Other emails [PDF] sent by redacted sources to McClease from 2012 and 2013 indicate this was not the only time CDCR attorneys shared links to online pharmacies while considering where to procure execution drugs. One page, apparently copied from a zombie enthusiasts’ forum, offered buyers inexpensive supplies of pentobarbital without a prescription; another, from the website of a compound pharmacy from Michigan specializing in animal medicines that “TASTE GOOD with over 150 flavors to choose from,” offered pentobarbital with a veterinary prescription, in which case officials were considering buying drugs used on animals to execute prisoners on death row.
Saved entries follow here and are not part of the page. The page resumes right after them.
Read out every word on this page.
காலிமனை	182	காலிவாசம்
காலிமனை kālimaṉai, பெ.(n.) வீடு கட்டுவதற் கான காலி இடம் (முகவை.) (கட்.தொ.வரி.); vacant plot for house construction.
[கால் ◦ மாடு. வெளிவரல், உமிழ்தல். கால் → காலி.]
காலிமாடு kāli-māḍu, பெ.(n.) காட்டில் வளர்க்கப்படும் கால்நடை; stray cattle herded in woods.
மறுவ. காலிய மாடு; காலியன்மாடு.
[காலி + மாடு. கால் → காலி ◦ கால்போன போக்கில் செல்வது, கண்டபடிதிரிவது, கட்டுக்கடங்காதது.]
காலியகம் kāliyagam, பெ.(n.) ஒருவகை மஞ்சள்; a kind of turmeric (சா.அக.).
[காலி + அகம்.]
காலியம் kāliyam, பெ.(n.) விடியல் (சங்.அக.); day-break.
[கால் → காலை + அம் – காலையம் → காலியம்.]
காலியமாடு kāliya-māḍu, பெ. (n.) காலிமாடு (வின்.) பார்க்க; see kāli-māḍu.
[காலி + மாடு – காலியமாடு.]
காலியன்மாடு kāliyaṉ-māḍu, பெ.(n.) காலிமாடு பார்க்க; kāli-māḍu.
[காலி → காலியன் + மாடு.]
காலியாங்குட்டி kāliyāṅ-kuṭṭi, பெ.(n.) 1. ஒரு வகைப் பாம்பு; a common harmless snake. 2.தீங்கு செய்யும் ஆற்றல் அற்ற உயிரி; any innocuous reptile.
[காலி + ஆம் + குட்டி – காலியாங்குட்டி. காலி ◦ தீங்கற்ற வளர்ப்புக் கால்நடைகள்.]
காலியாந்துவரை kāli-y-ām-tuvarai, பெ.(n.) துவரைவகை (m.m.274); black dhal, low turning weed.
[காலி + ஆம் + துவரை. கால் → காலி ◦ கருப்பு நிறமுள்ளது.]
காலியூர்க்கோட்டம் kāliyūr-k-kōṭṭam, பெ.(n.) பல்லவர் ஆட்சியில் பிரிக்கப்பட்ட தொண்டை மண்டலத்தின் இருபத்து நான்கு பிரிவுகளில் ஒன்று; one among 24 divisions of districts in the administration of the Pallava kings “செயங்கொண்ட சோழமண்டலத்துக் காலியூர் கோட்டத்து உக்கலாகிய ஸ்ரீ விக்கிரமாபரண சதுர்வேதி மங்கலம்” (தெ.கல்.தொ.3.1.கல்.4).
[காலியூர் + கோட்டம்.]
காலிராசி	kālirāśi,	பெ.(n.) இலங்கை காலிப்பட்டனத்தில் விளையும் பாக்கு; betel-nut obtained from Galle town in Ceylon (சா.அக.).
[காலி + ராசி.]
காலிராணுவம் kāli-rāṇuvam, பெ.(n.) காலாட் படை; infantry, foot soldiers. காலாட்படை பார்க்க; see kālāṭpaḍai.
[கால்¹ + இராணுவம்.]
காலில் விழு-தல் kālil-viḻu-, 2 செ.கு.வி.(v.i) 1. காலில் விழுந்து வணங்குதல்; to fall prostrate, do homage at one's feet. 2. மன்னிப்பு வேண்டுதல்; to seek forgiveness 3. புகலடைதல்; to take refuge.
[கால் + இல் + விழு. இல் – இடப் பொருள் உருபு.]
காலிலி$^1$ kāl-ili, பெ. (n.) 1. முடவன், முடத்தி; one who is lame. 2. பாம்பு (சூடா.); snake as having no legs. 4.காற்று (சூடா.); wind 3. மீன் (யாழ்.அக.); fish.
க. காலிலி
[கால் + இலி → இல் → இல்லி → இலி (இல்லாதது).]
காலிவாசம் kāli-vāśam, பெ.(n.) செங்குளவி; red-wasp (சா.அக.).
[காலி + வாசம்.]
A message dated January 2014 [PDF], shows how CDCR staff attorneys charged with devising new lethal injection protocols reacted to news of botched executions in other states.
McClease replied to a message from CDCR staff counsel Philip Reiser about an incident in Ohio, in which a prisoner was heard loudly gasping for air while being put to death with an experimental cocktail of drugs. McClease argued witnesses saw the prisoner “snoring,” not gasping, and it was “very common with Midazolam and seen quite often in surgery.”
Calling concerns over the execution a “big hoopla” that was “beyond ridiculous… but not at all unexpected,” McClease contended the drugs were “very well known and there is plenty of information as to how they work/perform.”
A redacted source emailed Kelly McClease a copy of an article in June 2014 that was written by Ben Crair of the New Republic. The subject line read, “Lethal Injection Photos Angel Diaz’s Botched Execution In Florida.”
In 2006, Diaz’s executioners had improperly inserted IV catheters into both of his arms, piercing his veins completely and injecting a three-drug execution cocktail into the tissue instead. As a result, the 10-15 minute scheduled execution ended up taking over a half hour and executioners had to administer two full doses of the drugs to kill him. The article included photos of massive chemical burns on his arms that caused the skin to slough off, and noted evidence of “venous jugular distention” in his neck, which could mean he was struggling to breathe. As Crair wrote, “It was one of the worst botches since states began using lethal injection in the 1980s.”
Above the article, the reaction shared by the redacted source was simple yet spoke to where CDCR officials are placing their concerns with regards to executions: “I do not know where or how they got these pictures!”
Last November, CDCR published its proposed regulations for lethal injection [PDF] and opened a public comment period. Following their release, the ACLU submitted a public records request for emails and other documents illustrating how those regulations were developed so the public would have adequate information before weighing in on the proposal. CDCR refused to comply, and the ACLU sued the department to force disclosure of the documents.
CDCR responded by extending the public comment period four times, most recently until July 11, 2016, to give itself more time to fight the release of the records in court. Ultimately, the department failed, and a court ordered CDCR to turn over more than 800 documents last week.